The command to install a package:
poetry add requests
Behind the scenes, Poetry: (1) updates your pyproject.toml with the constraint, (2) resolves all dependencies, (3) updates poetry.lock with exact versions, (4) installs everything into the project's virtual environment.
One command, four operations, full isolation and reproducibility.
Dependency groups: organizing by purpose
Think about the dependencies a typical project has:
- Core dependencies: The libraries your application code imports. Needed in production.
- Development dependencies: Linters like
black, type checkers likemypy, test frameworks likepytest. Only needed during development. - Documentation dependencies: Sphinx for building docs, themes, extensions. Only needed when generating documentation.
- Optional dependencies: Features users can opt into. Maybe you support both MySQL and PostgreSQL, but users only need one database driver.
Without groups, everything gets installed everywhere. With groups, you can be precise:
[tool.poetry.dependencies]
requests = "^2.31"
[tool.poetry.group.dev.dependencies]
pytest = "^8.0"
black = "^24.1"
[tool.poetry.group.docs.dependencies]
sphinx = "^7.2"
Now you can install only what you need:
poetry install --only main
This installs just requests and its dependencies. Perfect for production. For development, poetry install (with no flags) installs main plus dev groups.
The lock file: reproducibility in practice
Lock files are verbose. They list every package, every version, every hash. Here's why that matters:
Security: Hashes ensure the package you download is the exact bytes the lock file expects. No tampering.
Time travel: The lock file is a snapshot. Six months from now, after 50 package updates, you can still recreate today's exact environment.
Platform independence: Lock files can include platform-specific variations. The numpy wheel for macOS ARM64 vs Linux x86_64 vs Windows - all specified.
Conflict resolution: When you add a new package that conflicts with existing ones, the lock file catches it. Resolution happens once, at development time, not every time someone installs.
Think of pyproject.toml as your recipe: "I want a cake with chocolate and sugar." The lock file is the exact measurements: "I got 200g Valrhona chocolate (batch #XYZ), 150g Mauritius cane sugar (harvest 2025)." Anyone following the lock file bakes the identical cake.
Activation: entering the environment
Virtual environments need activation - telling your shell to use the environment's Python instead of the system's.
With raw venv:
source myenv/bin/activate
This modifies your PATH environment variable, prepending the environment's bin directory. Now python resolves to myenv/bin/python, not /usr/bin/python.
Poetry manages this for you:
poetry shell
This activates the environment Poetry created for your project.

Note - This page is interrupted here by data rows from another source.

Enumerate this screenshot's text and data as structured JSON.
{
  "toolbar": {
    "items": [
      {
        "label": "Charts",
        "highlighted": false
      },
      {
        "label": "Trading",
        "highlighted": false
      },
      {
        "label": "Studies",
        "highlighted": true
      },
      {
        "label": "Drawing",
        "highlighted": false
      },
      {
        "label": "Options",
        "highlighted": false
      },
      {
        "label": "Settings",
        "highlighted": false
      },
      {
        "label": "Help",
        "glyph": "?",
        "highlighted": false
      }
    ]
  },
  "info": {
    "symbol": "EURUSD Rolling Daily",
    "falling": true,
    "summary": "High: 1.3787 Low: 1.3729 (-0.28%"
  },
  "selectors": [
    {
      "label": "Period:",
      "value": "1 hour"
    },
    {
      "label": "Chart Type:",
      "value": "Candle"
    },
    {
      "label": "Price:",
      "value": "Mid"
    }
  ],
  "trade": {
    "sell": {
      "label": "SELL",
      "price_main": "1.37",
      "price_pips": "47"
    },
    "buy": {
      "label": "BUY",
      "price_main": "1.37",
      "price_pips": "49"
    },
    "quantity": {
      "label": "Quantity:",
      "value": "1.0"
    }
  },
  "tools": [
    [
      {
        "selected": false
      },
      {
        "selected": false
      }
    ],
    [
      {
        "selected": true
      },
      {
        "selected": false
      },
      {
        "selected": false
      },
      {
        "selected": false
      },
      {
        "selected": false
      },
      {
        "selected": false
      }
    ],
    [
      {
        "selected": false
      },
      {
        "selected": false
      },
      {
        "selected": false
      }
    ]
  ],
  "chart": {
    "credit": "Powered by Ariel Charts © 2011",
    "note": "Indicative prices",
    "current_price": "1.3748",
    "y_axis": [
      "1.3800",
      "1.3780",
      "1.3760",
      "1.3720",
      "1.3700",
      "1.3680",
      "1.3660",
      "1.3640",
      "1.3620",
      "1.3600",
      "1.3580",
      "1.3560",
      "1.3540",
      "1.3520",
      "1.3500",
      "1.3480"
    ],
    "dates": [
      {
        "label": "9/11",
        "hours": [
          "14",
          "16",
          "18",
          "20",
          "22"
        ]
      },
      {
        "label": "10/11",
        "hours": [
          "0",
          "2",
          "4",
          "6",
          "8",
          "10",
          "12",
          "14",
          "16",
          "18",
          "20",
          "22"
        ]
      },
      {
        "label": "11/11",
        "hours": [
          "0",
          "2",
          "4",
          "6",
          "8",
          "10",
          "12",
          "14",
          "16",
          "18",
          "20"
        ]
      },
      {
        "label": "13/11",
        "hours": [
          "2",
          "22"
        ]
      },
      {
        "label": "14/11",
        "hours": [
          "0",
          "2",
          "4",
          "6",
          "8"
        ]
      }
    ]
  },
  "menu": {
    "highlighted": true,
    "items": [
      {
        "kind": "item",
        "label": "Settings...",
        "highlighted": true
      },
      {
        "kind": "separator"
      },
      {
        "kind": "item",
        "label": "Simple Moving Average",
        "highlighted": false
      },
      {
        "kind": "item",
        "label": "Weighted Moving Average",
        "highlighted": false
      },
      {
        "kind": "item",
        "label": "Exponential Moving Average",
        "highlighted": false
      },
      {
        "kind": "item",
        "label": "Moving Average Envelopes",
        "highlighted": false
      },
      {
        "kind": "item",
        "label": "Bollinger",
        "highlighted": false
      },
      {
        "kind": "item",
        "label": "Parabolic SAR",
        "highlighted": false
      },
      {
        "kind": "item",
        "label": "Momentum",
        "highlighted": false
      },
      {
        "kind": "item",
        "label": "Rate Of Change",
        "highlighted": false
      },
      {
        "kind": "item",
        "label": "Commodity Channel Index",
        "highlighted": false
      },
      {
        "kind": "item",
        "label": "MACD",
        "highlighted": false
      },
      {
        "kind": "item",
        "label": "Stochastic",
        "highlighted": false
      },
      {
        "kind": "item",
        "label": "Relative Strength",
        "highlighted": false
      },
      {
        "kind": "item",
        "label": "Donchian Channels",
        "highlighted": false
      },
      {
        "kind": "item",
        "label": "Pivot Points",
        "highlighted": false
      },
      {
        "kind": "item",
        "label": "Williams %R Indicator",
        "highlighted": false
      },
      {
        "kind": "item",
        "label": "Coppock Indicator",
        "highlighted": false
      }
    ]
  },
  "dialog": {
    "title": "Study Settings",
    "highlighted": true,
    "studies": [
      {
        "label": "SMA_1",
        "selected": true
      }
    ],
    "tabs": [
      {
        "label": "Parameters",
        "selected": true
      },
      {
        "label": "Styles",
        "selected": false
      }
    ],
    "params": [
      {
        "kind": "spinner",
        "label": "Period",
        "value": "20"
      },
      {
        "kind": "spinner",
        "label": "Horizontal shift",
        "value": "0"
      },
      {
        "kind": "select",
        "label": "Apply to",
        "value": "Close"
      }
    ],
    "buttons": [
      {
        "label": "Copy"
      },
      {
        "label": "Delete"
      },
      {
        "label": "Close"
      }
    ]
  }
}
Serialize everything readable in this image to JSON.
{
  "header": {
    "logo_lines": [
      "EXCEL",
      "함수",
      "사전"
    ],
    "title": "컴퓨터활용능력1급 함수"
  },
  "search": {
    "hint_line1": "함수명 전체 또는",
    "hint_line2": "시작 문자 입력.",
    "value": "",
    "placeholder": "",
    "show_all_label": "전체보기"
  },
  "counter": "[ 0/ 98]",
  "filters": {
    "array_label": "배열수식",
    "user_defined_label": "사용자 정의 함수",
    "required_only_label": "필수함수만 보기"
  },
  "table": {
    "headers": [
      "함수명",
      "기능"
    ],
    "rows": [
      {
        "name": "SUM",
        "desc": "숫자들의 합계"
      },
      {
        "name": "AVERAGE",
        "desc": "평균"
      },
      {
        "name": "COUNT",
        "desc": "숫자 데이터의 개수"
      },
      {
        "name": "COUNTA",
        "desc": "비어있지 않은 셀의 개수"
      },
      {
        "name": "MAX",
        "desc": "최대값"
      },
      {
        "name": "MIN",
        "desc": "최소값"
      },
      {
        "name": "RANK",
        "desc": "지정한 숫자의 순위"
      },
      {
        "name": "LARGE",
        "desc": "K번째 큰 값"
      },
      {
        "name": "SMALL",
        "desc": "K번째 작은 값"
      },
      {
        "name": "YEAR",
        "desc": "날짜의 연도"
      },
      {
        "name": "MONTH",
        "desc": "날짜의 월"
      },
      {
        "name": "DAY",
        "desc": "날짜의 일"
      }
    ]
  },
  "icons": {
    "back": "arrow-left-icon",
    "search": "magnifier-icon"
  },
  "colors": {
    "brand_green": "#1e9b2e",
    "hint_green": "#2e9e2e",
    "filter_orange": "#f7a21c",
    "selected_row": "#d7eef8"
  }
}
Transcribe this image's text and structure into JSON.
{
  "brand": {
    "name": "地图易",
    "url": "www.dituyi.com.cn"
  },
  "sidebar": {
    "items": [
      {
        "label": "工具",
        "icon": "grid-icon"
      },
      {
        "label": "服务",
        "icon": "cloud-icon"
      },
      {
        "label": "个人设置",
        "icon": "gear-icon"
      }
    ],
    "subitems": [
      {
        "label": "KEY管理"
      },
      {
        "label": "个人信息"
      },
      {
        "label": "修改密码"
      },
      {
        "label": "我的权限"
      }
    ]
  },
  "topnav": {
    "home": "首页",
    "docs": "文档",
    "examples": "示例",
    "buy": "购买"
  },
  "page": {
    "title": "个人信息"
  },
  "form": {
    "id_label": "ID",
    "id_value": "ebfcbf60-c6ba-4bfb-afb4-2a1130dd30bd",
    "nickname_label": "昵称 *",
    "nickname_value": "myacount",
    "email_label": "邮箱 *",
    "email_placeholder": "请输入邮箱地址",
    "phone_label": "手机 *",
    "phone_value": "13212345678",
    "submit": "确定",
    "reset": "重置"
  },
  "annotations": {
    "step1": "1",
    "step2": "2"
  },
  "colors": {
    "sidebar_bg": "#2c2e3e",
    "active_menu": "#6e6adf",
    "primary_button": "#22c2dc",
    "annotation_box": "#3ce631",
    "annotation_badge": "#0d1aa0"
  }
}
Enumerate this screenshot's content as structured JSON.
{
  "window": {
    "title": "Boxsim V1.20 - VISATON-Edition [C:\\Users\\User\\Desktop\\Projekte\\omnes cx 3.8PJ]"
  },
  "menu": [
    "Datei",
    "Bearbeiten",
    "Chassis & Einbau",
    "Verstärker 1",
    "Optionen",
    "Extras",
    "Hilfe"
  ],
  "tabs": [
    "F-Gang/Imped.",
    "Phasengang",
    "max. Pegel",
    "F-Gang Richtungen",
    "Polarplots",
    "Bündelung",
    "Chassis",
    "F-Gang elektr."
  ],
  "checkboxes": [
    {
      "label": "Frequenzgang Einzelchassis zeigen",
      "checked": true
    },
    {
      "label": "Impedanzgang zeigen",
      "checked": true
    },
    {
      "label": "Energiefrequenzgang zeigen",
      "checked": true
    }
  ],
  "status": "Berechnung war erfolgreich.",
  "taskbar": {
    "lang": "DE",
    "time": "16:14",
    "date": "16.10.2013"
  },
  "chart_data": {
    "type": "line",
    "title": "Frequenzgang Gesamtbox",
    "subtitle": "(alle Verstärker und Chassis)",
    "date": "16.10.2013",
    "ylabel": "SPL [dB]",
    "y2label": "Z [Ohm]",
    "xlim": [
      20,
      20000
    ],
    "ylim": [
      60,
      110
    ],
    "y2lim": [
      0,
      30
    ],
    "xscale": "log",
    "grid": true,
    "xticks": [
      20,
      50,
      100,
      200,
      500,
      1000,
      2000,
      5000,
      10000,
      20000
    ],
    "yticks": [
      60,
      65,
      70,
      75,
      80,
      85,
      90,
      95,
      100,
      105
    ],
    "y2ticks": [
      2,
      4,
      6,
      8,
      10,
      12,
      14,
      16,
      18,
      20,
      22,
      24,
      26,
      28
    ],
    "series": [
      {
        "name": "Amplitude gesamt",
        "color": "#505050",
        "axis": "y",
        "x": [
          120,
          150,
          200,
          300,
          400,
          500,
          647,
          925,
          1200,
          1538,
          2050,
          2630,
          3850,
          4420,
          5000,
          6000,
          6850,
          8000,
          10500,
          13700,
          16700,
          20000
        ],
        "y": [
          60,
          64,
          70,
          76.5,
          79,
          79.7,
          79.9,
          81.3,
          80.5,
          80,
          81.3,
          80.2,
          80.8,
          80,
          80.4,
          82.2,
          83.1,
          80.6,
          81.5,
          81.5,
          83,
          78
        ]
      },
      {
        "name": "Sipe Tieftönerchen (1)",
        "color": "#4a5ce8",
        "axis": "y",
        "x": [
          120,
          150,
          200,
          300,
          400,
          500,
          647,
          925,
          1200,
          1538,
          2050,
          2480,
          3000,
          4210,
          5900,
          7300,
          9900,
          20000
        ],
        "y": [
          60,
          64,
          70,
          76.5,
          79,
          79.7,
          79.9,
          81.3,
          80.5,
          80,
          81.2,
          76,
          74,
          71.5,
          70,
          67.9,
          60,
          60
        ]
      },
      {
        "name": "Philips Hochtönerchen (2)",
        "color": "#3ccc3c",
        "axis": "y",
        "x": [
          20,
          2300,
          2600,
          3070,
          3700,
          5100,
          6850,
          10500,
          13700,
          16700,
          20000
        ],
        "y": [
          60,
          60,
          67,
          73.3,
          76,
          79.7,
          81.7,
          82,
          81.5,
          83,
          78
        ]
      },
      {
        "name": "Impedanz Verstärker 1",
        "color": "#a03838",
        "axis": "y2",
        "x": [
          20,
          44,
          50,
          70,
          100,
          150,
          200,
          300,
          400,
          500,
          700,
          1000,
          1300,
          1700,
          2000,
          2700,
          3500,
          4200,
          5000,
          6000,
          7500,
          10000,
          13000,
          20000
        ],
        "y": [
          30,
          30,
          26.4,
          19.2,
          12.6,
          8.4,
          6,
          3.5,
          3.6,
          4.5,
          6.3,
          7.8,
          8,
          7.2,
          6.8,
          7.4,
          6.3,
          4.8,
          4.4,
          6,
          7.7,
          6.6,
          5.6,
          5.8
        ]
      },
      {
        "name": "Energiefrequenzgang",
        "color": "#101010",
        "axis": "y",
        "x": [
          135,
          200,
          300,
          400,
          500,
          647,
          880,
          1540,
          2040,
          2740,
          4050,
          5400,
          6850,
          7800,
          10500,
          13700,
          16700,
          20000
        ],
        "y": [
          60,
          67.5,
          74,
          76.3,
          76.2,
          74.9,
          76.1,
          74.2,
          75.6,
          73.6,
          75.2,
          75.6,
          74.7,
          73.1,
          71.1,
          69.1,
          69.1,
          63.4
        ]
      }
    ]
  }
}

Or use poetry run python script.py to run a single command in the environment without fully activating.
When you're done, exit (or deactivate`) returns to your normal shell.
Nota bene: Activation is per-shell-session. If you open a new terminal window, the environment isn't active there. This is by design - isolation means explicit opt-in.
TL;DR — what we covered
In this episode, we covered the conceptual foundations of Python project isolation:
- Why global package installation creates conflicts and reproducibility problems
- How virtual environments provide isolation through directory separation and PATH manipulation
- The difference between intent files (what you want) and lock files (what you got)
- Why dependency tracking needs both: constraints for flexibility, locks for reproducibility
- How version constraints express compatibility ranges using semantic versioning
- Dependency groups for separating production, development, and optional dependencies
- The role of activation in entering an isolated environment
Virtual environments and dependency management aren't about memorizing commands. They're about understanding the problem: multiple projects, one Python, conflicting needs. The solution: isolated directories per project, plus tools that track exactly what went into each.